Mr. Clarke went to Paris as a young man to advise a company that wanted to create tea shops in a country of coffee drinkers. That he couldn't speak French beyond the basic greeting didn't get in the way of him deriding the French who had a better grasp of English. He had a very high opinion of his abilities in bed and in a span of less than one year, managed to leave the hotel he lived in and move into no less than 4 women's apartments, starting with his boss's daughter. Another thing that annoyed him greatly about Paris was the fact that he always found dog poop to step in and soil his shoes. The only reason I finished the book was because I hoped to find he embraced the French way of life but I was disappointed.
The fact that this man has apparently published a series of books about his exploits and experiences in Paris makes me believe that the British may never get over themselves.
Besides being a humorous account of French assimilation, A Year in the Merde is also an insightful look at how the French view British and American citizens. Clarke is especially discerning when recounting the start of the American led Iraq war.
As the inside flap of the book says, “This book is for everyone who can never quite decide whether they love – or love to hate – the French”.
Recommended only if you need something to take your mind off impending dental surgery.
There were some laugh out loud moments and this was a pretty quick read. The plot was okay, somewhat disappearing with Paul's quest for French woman.
This was a really fun read for me, a bilingual French-Canadian who works in a place where Canadian descendants of both the British and the French converge and must work together. Canada may not exactly replicate either British or French culture, but there are similarities.
For much of this novel, though, I kept forgetting it was a novel and kept reading it as though it were a memoir. I don't think it made much of a difference in level of enjoyment. But it does perhaps speak to a moderate lack of plot, especially for the first half or more of the book. It was amusing nonetheless.

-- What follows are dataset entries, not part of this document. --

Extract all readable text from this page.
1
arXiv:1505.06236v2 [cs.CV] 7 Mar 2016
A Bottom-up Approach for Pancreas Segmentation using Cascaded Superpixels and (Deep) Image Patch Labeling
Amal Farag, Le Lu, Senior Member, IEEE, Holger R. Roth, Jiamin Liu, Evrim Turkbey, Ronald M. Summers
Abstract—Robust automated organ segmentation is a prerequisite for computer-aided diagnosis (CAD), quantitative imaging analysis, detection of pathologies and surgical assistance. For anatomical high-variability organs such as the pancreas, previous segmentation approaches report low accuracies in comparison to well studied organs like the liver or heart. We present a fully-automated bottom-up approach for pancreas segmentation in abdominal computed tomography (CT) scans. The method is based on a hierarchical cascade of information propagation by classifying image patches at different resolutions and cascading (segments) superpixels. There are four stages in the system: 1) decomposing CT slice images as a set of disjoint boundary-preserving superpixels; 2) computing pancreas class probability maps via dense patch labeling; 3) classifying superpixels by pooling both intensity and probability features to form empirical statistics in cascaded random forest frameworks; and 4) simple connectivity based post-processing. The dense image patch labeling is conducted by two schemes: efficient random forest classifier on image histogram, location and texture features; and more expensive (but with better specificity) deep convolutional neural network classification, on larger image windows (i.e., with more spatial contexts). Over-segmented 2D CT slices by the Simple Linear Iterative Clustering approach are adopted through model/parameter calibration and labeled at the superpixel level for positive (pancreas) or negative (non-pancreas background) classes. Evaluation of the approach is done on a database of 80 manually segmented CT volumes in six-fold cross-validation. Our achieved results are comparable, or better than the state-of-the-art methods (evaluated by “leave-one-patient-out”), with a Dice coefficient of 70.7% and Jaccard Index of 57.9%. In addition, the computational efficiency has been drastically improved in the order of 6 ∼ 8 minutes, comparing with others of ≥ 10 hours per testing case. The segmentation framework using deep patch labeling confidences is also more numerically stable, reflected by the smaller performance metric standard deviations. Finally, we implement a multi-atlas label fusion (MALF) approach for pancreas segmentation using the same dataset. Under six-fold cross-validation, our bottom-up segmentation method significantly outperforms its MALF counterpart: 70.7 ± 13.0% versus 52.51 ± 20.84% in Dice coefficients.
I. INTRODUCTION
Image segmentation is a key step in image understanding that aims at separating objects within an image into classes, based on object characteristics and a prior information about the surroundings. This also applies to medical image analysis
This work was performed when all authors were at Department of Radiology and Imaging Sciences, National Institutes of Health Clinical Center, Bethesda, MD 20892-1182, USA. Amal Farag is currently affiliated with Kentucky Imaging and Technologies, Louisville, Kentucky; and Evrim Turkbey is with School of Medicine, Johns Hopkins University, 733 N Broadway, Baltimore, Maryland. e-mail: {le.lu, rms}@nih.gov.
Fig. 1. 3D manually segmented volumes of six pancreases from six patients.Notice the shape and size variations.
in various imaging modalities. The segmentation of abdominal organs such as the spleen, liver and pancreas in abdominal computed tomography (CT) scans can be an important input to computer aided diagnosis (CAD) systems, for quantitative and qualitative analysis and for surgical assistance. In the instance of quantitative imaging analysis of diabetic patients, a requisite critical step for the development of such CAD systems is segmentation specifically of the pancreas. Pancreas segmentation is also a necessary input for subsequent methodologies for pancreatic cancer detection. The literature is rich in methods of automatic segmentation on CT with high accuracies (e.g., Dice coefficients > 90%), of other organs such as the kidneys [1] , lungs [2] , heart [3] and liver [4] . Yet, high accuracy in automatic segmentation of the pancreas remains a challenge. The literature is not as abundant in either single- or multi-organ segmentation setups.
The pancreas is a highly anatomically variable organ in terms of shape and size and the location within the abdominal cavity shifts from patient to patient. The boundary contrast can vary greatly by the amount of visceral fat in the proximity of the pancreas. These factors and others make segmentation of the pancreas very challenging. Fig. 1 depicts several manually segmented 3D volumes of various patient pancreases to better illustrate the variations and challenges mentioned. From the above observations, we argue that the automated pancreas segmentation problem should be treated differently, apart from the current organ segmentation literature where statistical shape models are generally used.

We were in France at the start of September and the phrase la rentrée was everywhere. We’d gathered that it signified the equivalent of our Back to School, with added intensity gained from the fact that an awful lot of enterprises shut down for summer holidays and open again at rentrée. But this book explained it from the point of view of someone working in Paris, and certainly enriched our grasp of its meaning – a time for resolutions and new beginnings, etc.
Then there was the mysterious siren we heard exactly at midday in a small village during our walk on the Loire. Completely mystifying until – in [Merde actually] – we learned that at midday on a certain day every month all the airraid sirens of France have a practice run and are completely ignored by everyone except ignorant tourists. (We can vouch for the ignoring bit.)
I was confirmed in my impression that one asks for un carafe d’eau rather than simply de l’eau at a cafe unless one wants to pay for mineral water.
Apart from these useful snippets of information, and interesting bits of language artfully disguised as comedy, the book is a well-executed romp. I don’t plan to read the others, but if you’re travelling to France you could do a lot worse by way of preparatory or companionable reading.
This one is great fun for those who know know a bit of the language, including some French slang, but I think that even those who haven't been to France or who know more than a few basic words in French should enjoy this one.
This is a “true story” of one Brit’s experiences working for a French company in Paris in 2002-2003. Paul West is hired to open a chain of “typical” English tearooms in Paris. We quickly learn that he barely understands, let alone speaks French, he’s saddled with a team that isn’t at all enthusiastic about working on the project, and he can’t even seem to order a normal size cup of coffee. Still he manages to luck into a pretty good living situation – rooming with his boss’s daughter in subsidized student housing. As he traverses the streets of Paris and cultural nuances of the French, he soon finds himself stepping in the “merde” … both literally and figuratively.
I was hoping for a Peter Mayle style, but was disappointed. Clarke certainly tackles the French political climate, the people’s attitudes towards work, food and/or sex, the unions, and the love/hate relationship with all things English. There are some humorous scenes, but nothing laugh-out-loud funny. John Lee does a great job with the various characters and their differing accents. Three stars is a little generous, but (*shrugs with arms extended, palm up*) it did remind me of what I love (and hate) about France.